O’Reilly are one of the go-to names for coding professionals and beginners alike thanks to their technical reference guides which have been a mainstay of those in the industry for years.
When it comes to R, one of the very best resources for those getting underway in the language is R for Data Science by data scientists Hadley Wickham and Garrett Grolemund (Wickham is also the head scientist at RStudio and adjunct professor of statistics at Stanford, Rice, and the University of Auckland).
If your trying to break into data science and plan on using R as your coding weapon of choice, then few books out there will equip you for the task quite as well as this one.
R for Data Science covers the foundations of transforming your data into knowledge and insight and lays out the essential elements of everything from getting started with the R programming language to using RStudio and the tidyverse collection of packages for streamlining your R coding experience.

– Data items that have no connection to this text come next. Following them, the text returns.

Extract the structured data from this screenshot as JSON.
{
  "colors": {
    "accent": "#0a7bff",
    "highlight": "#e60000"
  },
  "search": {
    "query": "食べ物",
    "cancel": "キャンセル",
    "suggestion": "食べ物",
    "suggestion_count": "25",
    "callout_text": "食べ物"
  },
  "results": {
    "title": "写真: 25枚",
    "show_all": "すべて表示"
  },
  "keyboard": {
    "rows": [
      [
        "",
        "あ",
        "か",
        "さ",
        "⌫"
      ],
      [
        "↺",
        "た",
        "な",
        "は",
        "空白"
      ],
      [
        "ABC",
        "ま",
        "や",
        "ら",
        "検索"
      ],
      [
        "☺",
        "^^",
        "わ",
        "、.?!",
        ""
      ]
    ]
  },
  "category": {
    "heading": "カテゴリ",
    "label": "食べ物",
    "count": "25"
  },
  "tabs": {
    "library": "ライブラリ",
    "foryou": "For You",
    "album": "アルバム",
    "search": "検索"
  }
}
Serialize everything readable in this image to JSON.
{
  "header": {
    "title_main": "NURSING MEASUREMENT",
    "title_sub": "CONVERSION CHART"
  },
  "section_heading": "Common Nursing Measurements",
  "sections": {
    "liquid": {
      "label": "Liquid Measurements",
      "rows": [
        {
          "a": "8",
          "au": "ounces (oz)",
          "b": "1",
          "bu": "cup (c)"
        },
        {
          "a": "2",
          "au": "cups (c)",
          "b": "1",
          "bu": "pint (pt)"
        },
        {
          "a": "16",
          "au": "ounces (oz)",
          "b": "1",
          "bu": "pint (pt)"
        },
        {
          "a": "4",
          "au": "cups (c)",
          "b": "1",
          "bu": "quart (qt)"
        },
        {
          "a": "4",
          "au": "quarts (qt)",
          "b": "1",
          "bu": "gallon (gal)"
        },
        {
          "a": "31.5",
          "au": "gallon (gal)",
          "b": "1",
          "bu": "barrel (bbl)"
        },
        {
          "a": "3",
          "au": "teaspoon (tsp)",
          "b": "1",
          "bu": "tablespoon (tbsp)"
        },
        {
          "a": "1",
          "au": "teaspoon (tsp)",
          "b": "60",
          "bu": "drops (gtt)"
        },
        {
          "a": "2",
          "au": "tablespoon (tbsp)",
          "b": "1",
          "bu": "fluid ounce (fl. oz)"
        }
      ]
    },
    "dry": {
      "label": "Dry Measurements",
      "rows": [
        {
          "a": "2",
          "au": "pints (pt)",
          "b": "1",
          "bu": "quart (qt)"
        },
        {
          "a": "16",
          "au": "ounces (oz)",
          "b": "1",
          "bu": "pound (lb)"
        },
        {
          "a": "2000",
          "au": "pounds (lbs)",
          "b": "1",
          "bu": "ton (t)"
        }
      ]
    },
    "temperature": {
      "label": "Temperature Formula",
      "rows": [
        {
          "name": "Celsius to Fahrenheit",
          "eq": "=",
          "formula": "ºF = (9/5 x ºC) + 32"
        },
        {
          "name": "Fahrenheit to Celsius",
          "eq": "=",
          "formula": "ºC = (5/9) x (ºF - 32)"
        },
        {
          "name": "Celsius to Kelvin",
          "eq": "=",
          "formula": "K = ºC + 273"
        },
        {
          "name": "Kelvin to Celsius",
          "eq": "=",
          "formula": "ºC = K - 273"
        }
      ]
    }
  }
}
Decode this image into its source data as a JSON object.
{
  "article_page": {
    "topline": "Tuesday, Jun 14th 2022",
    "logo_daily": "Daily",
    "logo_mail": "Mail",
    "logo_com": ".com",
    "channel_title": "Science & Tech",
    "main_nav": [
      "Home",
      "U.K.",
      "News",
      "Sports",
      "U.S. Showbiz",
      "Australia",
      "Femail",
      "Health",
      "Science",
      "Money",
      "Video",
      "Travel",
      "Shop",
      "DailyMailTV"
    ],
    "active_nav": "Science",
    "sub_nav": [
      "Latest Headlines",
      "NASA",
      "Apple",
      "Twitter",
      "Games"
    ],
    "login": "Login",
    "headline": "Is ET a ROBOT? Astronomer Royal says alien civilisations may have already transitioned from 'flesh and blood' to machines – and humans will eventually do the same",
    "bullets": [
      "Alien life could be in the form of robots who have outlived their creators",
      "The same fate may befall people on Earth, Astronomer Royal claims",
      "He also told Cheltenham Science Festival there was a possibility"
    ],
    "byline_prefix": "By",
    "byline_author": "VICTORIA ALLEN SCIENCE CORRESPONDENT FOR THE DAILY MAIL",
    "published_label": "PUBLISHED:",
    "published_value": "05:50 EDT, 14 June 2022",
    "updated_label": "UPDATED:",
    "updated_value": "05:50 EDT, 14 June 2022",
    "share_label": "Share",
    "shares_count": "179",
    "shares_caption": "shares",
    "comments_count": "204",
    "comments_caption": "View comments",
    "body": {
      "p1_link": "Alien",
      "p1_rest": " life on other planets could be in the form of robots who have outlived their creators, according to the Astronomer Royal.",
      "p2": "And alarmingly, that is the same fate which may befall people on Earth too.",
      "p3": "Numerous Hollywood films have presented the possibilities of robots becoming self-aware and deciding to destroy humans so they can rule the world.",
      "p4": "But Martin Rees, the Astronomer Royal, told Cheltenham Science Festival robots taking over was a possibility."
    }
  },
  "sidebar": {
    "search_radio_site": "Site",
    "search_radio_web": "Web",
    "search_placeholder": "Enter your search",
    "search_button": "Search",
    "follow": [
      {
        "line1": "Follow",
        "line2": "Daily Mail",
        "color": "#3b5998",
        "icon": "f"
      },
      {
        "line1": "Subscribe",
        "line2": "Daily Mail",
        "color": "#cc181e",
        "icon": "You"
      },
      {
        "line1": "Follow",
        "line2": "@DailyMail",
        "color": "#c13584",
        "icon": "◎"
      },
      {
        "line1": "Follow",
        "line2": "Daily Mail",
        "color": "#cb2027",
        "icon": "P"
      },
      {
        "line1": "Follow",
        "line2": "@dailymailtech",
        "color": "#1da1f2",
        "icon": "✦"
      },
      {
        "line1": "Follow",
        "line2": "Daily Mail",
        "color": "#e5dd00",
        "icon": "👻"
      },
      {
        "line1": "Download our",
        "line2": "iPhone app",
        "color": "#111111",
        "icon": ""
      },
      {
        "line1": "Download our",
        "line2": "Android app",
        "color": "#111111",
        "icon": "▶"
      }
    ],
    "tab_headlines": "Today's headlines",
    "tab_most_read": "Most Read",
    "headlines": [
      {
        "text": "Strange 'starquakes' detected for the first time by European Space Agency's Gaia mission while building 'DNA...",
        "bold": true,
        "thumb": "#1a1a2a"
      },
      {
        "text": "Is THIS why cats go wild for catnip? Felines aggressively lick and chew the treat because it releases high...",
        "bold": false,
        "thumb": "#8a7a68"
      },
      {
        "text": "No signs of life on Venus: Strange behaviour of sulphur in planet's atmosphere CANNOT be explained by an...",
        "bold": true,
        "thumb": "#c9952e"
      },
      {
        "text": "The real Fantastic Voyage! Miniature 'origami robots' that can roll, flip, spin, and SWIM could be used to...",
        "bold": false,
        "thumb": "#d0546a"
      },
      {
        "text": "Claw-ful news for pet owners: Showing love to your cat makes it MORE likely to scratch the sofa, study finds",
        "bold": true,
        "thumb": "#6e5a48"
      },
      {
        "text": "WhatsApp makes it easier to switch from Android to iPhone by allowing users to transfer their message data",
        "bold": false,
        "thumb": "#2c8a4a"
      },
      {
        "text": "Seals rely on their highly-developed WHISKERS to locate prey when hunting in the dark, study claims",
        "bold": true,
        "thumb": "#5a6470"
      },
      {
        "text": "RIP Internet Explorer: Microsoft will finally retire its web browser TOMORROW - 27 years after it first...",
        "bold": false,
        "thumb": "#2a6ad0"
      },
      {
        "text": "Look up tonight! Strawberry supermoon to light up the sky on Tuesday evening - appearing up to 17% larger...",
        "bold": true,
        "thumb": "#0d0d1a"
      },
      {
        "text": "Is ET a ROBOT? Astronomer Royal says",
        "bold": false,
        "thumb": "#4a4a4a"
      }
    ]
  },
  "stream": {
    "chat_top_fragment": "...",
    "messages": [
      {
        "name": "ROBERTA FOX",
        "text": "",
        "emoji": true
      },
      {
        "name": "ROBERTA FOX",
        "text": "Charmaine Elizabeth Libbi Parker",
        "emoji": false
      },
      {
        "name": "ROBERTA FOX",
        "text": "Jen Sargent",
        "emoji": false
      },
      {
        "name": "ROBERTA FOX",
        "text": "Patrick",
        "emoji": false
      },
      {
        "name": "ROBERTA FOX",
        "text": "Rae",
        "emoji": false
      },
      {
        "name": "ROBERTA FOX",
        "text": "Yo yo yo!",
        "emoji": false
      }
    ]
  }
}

One of the really awesome things about this book is that the authors have also provided a digital version of the book online (find it here) which is great if you want to follow the contents on your screen. With that being said however, the sheer usefulness of this volume makes it probably the essential beginners R reference for your bookshelf, so if you’re serious about getting ahead in the language, it’s almost certainly going to be an investment you’ll want to make for future programming posterity.